Sounds awful. (Score: 5, Insightful)
by Gravis Zero ( 934156 ) on Thursday February 12, 2026 @05:49PM (#65985780)
Since AI tools can handle most routine coding tasks, the company’s junior software developers now spend less time on that and more time working with customers. In the HR department, entry-level staffers now spend time intervening when HR chatbots fall short, correcting output and talking to managers as needed, rather than fielding every question themselves.
It certainly sounds like IBM wants people to fix broken shit code that AI barfs out. I'm sure that won't have any native long-term consequences or anything. /s
Re:Sounds awful. (Score: 5, Insightful)
by dgatwood ( 11270 ) on Thursday February 12, 2026 @06:20PM (#65985812)
Since AI tools can handle most routine coding tasks, the company’s junior software developers now spend less time on that and more time working with customers. In the HR department, entry-level staffers now spend time intervening when HR chatbots fall short, correcting output and talking to managers as needed, rather than fielding every question themselves.
It certainly sounds like IBM wants people to fix broken shit code that AI barfs out.
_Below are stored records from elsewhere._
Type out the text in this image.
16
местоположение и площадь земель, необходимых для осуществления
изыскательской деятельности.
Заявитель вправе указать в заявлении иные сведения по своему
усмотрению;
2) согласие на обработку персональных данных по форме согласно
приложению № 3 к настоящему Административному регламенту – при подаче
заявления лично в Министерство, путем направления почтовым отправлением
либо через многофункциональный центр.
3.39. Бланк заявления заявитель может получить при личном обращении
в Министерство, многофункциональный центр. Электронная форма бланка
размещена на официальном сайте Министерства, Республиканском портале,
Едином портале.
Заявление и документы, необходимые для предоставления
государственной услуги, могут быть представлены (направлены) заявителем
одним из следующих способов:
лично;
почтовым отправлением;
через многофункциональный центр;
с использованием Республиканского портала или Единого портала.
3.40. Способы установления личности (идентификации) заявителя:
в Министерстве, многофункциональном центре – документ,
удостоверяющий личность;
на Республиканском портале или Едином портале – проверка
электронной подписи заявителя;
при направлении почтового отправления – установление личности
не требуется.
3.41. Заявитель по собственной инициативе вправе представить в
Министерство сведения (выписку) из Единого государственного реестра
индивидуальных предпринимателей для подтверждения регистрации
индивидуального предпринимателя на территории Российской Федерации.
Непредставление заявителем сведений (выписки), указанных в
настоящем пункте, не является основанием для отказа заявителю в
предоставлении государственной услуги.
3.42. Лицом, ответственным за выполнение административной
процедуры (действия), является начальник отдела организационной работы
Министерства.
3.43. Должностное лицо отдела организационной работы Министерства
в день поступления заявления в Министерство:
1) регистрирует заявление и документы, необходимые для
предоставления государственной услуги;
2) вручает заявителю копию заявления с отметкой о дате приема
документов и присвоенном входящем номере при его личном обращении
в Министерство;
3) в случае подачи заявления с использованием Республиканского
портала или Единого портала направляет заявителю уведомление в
I'm sure that won't have any native long-term consequences or anything. /s
It sounds to me like IBM is seeing short-sighted thinking by management at companies around the globe, and is doing what smart companies with piles of cash should be doing — tying up all the people who could fill those discarded roles so that when those companies realize how screwed they are, they will end up paying overpriced IBM consultants at a premium to do what they could have had employees doing if their c-suites weren't so busy being penny-wise, pound-foolish.
I mean, it's taking a calculated risk, but it's a smart risk, IMO.
Get 'em while they're malleable and cheap (Score: 5, Insightful)
by hwstar ( 35834 ) on Thursday February 12, 2026 @06:29PM (#65985818)
Since H-1B's are harder to get nowadays, and opening offices in a bunch of countries isn't cheap (along with the employee-friendly/business-hostile employment laws outside of the USA) Hiring people just out of school might make some sense.
Now, in a few years' time after the junior employees have groked all the tribal knowledge from the seasoned veterans, the seasoned veterans will be introduced to the IBM job cut guillotine just like they were during the great recession.
The lesson I learned when I was employed is that I should have changed employers more often. Staying put means seasoned veterans get screwed in their 40's and 50's.